David Holshouser, an associate professor of crop and soil environmental sciences at Virginia Tech University, will speak on improving soybean yields. Holshouser’s discussion will include how soybean potassium requirements differ for soils in the Piedmont and Coastal Plain Region of the southeastern United States.
“Our soils are either sandy in nature and/or comprised primarily of low-cation exchange capacity (CEC) clays,” Holshouser said. “This inability to retain nutrients such as potassium in the topsoil may require alteration of sampling techniques, more or less fertilizer than what may be currently recommended, and a general change in mindset of how this nutrient is managed.”
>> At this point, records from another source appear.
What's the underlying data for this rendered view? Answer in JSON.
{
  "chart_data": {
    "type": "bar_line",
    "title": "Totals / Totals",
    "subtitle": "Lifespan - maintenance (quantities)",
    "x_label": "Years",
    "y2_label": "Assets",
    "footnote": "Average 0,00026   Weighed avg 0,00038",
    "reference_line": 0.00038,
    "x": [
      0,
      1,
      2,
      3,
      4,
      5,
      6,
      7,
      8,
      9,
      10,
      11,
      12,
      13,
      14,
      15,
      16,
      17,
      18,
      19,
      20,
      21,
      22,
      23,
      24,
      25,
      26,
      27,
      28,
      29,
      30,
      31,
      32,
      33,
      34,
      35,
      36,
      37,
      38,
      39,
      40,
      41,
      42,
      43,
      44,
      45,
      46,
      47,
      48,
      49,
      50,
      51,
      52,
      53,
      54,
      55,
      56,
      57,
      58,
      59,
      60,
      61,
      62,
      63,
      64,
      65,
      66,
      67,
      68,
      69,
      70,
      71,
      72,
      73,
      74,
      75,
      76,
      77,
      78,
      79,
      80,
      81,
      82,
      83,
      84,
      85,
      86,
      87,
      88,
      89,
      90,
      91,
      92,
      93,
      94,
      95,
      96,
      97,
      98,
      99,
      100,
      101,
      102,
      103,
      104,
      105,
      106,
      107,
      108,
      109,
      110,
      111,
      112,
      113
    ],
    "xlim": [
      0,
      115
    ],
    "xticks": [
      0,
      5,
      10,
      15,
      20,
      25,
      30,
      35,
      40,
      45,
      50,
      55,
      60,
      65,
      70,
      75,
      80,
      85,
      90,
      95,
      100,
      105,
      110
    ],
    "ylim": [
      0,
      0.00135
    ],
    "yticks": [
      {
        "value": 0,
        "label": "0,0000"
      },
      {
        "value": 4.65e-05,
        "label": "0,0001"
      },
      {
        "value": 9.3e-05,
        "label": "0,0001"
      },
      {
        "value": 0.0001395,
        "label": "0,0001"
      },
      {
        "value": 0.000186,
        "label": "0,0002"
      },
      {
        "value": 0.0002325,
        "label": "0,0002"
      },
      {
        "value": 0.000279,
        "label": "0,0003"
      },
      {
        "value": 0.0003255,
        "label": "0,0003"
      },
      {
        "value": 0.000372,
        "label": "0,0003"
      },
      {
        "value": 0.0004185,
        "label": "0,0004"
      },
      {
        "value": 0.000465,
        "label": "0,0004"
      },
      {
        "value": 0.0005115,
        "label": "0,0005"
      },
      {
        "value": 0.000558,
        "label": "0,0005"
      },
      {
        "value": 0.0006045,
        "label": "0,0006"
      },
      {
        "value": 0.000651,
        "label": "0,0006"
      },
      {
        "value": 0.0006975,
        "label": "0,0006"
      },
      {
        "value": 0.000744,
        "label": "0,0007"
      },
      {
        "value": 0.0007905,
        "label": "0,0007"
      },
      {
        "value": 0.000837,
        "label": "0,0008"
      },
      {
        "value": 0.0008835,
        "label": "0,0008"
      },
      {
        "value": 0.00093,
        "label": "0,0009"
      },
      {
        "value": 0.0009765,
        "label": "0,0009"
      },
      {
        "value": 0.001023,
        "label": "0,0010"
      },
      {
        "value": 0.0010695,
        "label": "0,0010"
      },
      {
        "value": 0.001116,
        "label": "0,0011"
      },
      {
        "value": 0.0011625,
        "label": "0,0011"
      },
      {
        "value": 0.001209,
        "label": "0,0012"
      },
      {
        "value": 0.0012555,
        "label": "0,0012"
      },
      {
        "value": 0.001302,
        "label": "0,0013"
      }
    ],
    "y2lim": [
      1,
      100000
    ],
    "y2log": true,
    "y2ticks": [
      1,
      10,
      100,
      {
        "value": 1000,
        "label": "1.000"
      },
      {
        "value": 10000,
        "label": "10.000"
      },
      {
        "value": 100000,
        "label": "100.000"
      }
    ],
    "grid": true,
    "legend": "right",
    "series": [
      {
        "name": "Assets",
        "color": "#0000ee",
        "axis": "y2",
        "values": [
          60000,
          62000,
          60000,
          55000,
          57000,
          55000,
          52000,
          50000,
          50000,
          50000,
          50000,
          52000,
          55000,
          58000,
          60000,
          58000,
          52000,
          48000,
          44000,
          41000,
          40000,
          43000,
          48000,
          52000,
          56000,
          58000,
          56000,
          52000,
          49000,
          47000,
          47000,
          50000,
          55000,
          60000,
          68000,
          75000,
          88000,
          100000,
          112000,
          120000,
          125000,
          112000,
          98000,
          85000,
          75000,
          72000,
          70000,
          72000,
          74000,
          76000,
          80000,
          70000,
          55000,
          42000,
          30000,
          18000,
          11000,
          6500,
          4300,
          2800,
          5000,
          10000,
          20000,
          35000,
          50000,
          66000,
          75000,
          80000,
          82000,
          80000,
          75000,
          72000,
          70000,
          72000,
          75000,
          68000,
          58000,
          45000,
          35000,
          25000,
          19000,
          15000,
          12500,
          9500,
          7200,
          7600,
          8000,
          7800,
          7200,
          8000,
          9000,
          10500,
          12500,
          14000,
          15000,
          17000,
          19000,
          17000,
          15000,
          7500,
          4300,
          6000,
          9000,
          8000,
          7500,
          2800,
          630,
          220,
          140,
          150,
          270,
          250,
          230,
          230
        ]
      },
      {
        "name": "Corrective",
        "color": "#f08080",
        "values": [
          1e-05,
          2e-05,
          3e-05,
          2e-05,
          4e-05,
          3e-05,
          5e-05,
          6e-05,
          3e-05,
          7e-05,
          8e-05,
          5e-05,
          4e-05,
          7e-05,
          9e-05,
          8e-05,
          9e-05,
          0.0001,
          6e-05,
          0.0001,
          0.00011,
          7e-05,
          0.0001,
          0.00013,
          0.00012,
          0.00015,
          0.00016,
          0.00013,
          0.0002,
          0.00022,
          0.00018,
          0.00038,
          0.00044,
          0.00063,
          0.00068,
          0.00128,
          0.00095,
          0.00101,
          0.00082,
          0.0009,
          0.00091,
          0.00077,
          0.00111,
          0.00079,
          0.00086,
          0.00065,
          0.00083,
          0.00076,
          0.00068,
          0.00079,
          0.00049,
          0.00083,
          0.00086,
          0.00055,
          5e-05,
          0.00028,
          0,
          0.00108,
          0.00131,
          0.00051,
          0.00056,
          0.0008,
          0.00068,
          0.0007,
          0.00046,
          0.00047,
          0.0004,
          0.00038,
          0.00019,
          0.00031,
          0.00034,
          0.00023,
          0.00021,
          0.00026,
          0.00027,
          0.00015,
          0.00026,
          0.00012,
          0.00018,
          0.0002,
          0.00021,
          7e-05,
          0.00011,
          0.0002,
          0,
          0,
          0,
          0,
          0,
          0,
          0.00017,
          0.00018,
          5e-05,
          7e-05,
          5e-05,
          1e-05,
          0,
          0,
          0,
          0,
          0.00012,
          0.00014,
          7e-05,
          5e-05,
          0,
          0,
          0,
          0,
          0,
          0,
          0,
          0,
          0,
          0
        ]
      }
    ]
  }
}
Holshouser also will talk about how to make double-cropped small grain-soybean systems profitable in 2018.
“Double-cropping increases total production of food, feed, fiber and/or fuel without additional land requirement,” Holshouser said. “When combined with no-till practices, the additional residue and continuous ‘green’ cover increases soil organic matter, reduces soil erosion and runoff, minimizes deep leaching of nutrients and generally improves physical, chemical and biological soil functions.”
A panel discussion will be held to address herbicide technology. The panel will include experts from the Clemson University Pesticide Regulation Department, Clemson Cooperative Extension Service and industry representatives from Dow and Monsanto.
Certified crop adviser and continuing education certification hours for pesticide applicators have been applied for.